Les femmes ne haïssent nullement les apparences sévères et graves. Victimes si souvent de la légèreté des hommes, elles se rapprochent volontiers de celui qui les rassure. Elles supposent instinctivement que l’homme austère, en général, est celui qui gardera le mieux son cœur pour une personne aimée.

Pour elles, le cœur est tout. C’est à tort qu’on croit, dans le monde, qu’elles ont besoin d’être amusées. La rhétorique sentimentale de Robespierre avait beau être parfois ennuyeuse, il lui suffisait de dire : « Les charmes de la vertu, les douces leçons de l’amour maternel, une sainte et douce intimité, la sensibilité de mon cœur », et autres phrases pareilles, les femmes étaient touchées. Ajoutez que, parmi ces généralités, il y avait toujours une partie individuelle, plus sentimentale encore, sur lui-même ordinairement, sur les travaux de sa pénible carrière, sur ses souffrances personnelles ; tout cela à chaque discours, et si régulièrement qu’on attendait ce passage et tenait les mouchoirs prêts. Puis l’émotion commencée, arrivait le morceau connu, sauf telle ou telle variante, sur les dangers qu’il courait, la haine de ses ennemis, les larmes dont on arroserait un jour la cendre des martyrs de la liberté. Mais, arrivé là, c’était trop, le cœur débondait, elles ne se contenaient plus et s’échappaient en sanglots.

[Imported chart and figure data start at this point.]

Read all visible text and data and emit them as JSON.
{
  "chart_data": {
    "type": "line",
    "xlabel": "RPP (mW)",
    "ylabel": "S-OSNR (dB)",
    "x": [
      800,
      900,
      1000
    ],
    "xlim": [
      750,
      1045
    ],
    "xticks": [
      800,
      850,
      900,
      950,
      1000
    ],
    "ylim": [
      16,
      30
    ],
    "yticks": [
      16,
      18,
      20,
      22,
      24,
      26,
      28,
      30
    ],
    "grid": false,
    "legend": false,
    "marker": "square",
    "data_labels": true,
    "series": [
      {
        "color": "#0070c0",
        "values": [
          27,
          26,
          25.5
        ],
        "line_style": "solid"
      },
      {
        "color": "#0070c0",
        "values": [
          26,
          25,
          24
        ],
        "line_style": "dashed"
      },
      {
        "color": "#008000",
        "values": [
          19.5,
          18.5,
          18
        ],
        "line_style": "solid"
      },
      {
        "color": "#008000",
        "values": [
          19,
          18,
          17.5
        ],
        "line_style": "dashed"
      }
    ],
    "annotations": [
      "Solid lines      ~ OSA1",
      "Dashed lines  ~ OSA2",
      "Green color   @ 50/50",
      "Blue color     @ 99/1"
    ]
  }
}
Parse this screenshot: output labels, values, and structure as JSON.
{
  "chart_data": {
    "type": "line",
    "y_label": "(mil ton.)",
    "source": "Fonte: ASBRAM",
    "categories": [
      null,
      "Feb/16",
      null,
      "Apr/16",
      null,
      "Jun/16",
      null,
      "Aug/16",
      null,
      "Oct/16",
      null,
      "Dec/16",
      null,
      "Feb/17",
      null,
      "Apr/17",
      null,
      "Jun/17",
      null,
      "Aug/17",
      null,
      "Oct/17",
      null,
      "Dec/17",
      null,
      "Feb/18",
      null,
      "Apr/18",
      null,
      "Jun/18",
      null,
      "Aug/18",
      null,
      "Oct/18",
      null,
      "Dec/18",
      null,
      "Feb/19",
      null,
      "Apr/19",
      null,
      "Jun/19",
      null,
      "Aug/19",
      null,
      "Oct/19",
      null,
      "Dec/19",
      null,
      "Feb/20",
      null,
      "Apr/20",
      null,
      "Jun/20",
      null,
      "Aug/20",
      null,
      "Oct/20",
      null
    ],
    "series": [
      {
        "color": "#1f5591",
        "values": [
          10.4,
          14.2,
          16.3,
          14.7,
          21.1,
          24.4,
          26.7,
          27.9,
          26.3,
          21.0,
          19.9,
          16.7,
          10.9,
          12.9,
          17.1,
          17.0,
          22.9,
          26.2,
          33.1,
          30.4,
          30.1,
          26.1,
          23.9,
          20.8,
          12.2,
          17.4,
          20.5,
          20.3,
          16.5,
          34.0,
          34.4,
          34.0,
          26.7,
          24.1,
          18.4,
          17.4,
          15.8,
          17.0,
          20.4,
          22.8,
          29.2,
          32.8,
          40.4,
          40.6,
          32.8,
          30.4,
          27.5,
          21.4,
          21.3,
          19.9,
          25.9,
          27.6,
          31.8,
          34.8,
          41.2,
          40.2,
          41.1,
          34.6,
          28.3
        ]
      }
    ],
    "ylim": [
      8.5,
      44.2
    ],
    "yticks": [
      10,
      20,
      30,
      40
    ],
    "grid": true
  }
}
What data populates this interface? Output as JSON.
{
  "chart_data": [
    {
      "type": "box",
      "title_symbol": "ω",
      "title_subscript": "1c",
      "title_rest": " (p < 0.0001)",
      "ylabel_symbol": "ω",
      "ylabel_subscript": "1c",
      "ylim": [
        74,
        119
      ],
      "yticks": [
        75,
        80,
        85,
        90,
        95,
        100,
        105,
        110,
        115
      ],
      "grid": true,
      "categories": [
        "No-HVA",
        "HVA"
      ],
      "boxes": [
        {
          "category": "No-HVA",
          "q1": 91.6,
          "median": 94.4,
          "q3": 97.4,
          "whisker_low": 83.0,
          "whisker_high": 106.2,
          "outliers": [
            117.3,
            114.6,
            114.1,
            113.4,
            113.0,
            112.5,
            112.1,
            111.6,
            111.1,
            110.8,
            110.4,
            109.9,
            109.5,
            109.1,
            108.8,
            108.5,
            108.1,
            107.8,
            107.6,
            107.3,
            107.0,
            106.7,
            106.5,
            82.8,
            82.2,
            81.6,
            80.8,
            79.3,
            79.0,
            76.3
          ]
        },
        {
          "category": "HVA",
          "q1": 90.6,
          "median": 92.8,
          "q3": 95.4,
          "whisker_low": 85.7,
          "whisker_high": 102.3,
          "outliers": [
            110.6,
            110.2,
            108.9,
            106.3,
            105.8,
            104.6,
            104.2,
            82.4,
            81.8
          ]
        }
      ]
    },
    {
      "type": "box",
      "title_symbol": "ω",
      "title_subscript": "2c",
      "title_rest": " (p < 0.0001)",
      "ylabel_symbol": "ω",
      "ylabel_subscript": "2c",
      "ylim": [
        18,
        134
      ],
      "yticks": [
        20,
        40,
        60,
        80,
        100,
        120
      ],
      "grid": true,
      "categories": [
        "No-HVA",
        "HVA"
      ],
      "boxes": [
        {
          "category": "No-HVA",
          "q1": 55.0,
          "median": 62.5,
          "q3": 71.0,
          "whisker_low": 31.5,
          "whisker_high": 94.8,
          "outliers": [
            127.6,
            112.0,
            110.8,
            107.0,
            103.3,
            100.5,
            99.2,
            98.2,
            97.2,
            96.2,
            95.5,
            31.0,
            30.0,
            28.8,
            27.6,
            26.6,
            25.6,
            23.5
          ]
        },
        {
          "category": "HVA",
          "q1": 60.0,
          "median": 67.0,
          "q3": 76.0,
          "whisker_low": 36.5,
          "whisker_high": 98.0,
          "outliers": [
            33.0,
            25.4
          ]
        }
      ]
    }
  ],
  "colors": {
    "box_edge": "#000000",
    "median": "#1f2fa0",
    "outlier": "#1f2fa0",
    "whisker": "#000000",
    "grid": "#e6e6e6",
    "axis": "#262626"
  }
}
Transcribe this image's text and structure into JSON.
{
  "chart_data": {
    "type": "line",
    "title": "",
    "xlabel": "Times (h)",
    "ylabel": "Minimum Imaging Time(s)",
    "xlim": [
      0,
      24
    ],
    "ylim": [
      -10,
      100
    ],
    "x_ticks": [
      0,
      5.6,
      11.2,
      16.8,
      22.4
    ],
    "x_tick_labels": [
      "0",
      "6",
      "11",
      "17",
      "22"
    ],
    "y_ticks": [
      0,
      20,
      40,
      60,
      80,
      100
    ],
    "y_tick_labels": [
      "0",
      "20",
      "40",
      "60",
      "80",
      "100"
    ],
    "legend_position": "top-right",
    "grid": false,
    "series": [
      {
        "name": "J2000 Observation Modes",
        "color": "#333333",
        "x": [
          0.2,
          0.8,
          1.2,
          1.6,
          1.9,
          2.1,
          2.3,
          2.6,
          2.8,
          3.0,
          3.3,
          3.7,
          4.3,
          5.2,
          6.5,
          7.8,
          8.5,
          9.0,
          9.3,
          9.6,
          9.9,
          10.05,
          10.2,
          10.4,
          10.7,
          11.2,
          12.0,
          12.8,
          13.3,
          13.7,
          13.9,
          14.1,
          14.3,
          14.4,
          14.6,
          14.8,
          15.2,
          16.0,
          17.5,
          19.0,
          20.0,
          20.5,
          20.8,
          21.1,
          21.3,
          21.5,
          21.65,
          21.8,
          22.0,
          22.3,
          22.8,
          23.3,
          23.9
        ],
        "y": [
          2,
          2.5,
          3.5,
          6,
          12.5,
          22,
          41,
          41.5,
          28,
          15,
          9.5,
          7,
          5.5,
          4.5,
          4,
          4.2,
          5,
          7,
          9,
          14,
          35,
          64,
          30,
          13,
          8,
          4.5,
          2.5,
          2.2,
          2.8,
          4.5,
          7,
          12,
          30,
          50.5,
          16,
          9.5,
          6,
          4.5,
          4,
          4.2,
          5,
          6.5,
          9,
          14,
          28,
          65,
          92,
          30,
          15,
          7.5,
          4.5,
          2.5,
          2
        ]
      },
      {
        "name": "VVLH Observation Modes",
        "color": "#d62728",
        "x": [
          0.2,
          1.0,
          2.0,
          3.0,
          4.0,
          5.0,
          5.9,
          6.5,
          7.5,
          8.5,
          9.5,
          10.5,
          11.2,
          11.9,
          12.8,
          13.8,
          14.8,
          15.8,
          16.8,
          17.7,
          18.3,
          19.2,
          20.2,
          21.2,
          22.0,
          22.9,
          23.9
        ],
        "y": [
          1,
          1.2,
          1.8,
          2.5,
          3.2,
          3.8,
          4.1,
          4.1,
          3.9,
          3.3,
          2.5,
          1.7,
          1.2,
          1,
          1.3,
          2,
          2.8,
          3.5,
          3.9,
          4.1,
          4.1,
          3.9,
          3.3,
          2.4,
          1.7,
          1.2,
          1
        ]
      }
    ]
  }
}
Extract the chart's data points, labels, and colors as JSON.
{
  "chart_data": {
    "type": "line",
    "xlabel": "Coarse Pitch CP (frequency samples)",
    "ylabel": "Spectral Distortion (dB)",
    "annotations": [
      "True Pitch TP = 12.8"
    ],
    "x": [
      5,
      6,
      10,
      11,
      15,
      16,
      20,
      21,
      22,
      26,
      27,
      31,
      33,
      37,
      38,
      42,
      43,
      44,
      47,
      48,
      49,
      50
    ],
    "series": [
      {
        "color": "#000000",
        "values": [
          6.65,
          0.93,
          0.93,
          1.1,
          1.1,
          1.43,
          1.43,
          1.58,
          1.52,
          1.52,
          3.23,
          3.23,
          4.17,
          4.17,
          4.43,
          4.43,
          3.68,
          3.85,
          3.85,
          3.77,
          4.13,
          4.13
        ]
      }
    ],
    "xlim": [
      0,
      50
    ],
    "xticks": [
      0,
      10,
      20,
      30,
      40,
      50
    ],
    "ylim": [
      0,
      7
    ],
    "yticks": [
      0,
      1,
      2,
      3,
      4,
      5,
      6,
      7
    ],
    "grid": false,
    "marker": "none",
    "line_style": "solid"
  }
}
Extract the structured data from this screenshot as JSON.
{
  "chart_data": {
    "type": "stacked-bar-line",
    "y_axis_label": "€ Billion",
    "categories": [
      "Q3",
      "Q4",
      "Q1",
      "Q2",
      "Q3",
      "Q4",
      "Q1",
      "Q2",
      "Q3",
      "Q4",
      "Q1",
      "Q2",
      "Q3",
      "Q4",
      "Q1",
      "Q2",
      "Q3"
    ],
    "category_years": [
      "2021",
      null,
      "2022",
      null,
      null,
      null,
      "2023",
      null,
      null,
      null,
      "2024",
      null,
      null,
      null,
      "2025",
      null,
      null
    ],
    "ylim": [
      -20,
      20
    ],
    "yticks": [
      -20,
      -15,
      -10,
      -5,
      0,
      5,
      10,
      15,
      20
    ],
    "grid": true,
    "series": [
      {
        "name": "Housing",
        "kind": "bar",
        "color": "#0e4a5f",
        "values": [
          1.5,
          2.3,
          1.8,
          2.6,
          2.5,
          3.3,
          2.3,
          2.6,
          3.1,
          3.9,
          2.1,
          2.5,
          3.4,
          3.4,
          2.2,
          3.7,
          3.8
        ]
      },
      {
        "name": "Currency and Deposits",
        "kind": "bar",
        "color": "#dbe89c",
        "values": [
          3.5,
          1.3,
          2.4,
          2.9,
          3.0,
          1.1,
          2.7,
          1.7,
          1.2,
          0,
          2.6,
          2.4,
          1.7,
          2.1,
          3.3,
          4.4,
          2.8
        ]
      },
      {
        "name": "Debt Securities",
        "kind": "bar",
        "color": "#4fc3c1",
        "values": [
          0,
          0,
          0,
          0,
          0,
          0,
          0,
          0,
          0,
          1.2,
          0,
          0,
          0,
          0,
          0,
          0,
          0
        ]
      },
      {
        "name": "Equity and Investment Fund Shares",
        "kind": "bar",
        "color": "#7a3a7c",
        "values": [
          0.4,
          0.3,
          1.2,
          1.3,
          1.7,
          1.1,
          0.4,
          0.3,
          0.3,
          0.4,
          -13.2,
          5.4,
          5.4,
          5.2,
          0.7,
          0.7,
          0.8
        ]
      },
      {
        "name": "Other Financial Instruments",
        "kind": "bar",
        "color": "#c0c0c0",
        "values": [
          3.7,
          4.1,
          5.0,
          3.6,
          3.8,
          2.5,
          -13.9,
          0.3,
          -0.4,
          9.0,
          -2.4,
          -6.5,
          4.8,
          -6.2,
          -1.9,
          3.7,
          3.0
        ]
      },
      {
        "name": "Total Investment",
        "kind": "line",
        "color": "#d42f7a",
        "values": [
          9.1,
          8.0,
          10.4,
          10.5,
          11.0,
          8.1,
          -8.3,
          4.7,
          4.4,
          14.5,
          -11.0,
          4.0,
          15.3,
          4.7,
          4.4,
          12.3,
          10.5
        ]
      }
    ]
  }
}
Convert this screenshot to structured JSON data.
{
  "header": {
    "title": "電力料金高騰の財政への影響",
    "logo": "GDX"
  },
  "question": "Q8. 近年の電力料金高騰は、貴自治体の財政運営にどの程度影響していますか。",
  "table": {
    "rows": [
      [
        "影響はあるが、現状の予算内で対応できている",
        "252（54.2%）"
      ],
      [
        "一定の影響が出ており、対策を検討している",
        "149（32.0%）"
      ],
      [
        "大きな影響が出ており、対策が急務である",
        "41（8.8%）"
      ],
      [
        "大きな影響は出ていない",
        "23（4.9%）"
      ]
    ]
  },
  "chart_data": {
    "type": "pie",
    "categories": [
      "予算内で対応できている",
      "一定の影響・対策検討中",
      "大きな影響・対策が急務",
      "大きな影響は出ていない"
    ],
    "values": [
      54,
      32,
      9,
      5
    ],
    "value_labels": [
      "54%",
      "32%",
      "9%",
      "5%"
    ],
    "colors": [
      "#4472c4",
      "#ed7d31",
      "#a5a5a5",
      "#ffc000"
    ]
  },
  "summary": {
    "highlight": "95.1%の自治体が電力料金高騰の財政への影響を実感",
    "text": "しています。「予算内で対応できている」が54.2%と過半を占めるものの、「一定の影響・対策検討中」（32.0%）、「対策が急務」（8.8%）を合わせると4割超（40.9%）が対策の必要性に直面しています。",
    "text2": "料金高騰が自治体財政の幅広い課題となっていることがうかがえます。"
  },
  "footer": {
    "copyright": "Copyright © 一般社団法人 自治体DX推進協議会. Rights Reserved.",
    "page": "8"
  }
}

Robespierre s’aidait fort en cela de, sa pâle et triste mine, qui plaidait pour lui d’avance près des cœurs sensibles. Avec ses lambeaux de d’Émile ou du Contrat social, il avait l’air à la tribune d’un triste bâtard de Rousseau. Ses yeux clignotants, mobiles, parcouraient sans cesse toute l’étendue de la salle, plongeaient aux coins mal éclairés, fréquemment se relevaient vers les tribunes des femmes. À cet effet, il manœuvrait, avec sérieux, dextérité, deux paires de lunettes, l’une pour voir de près ou lire, l’autre pour distinguer au loin, comme pour chercher quelque personne. Chacun se disait : « C’est moi. »

La vive partialité des femmes éclata particulièrement lorsque, vers la fin de 92, dans sa lutte contre la Gironde, il déclara aux Jacobins que, si les intrigants disparaissaient, lui-même quitterait la vie publique, fuirait la tribune, ne désirant rien que « de passer ses jours dans les délices d’une sainte et douce intimité ». De nombreuses voix de femmes partirent des tribunes : « Nous vous suivrons nous vous suivrons ! »

Dans cet engouement il y avait, en écartant les ridicules de la personne et du temps, une chose fort respectable. Elles suivaient de cœur celui dont les mœurs étaient les plus dignes, la probité la mieux constatée, l’idéalité la plus haute, celui qui, avec autant d’habileté que de courage, se constituant à cette époque le défenseur des idées religieuses, osa, en décembre 92, remercier la Providence du salut de la Patrie.